07/03/2026 | Press release | Distributed by Public on 07/03/2026 08:18
La Federación Internacional de Periodistas (FIP), junto a la Federación Nacional de Trabajadores de los Medios de Comunicación Social de Chile (FENATRAMCO), destaca y celebra el trascendental fallo dictado por el Séptimo Tribunal de Garantía de Santiago. La condena contra los responsables del espionaje ilegal contra el periodista de investigación Mauricio Weibel Barahona sienta un precedente judicial categórico en el continente.
Mauricio Weibel - Foto: redes sociales
La sentencia dictada contra el exdirector de la Dirección de Inteligencia del Ejército (DINE), general retirado Shafik Nazal, y el exministro de la Corte de Apelaciones de Copiapó, Juan Antonio Poblete -condenados a 5 años de libertad vigilada e inhabilitación absoluta y perpetua para ejercer derechos políticos- por espionaje al periodista Mauricio Weibel Barahona constituye un acto de justicia histórico. El comunicador fue objeto de un montaje fraudulento en el que se llegó a suplantar su identidad con el objetivo de intervenir sus comunicaciones.
Este asedio institucional planificado se llevó a cabo desde 2017 con el objetivo de socavar su trabajo de investigación, tras haber destapado graves hechos de corrupción militar en la compra de armas. El caso conocido como "Milicogate", derivó en la derogación de la Ley 13.196 Reservada del Cobre que destinaba el 10% de las ventas de la empresa estatal Codelco al gasto militar .
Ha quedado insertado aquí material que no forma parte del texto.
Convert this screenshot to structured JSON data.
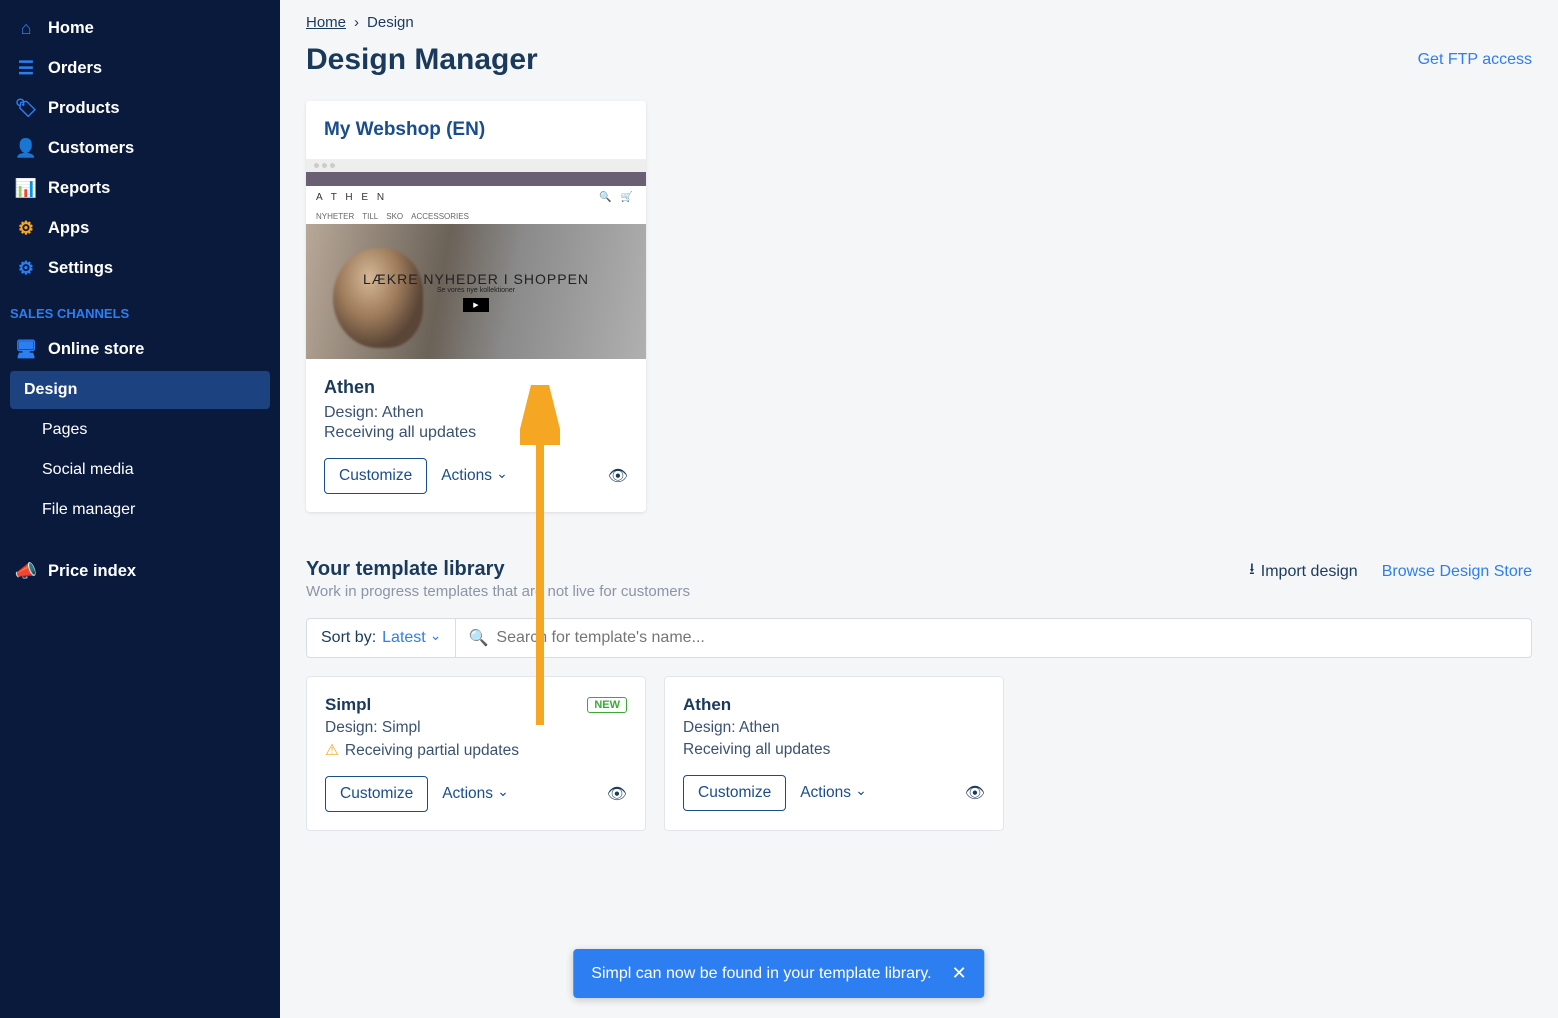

Este caso visibiliza los niveles de desprotección, riesgo y vulnerabilidad laboral a los que se enfrentan lxs periodistas en Chile que se atreven a fiscalizar a los factores de poder. El derecho a informar debe comprender la garantía democrática fundamental de que investigar no significará convertirse en un blanco de persecución. El periodismo de investigación es una herramienta indispensable de transparencia y salud democrática.
La FIP se suma al llamado de FENATRAMCO e insta a las autoridades políticas y legislativas de Chile a avanzar decididamente en la implementación de estándares reales de protección para la prensa. No basta con celebrar este avance judicial en los tribunales; el Estado chileno debe asumir la responsabilidad de generar un marco normativo que garantice que las herramientas de inteligencia y seguridad pública nunca más sean desviadas como armas de coerción profesional o sindical.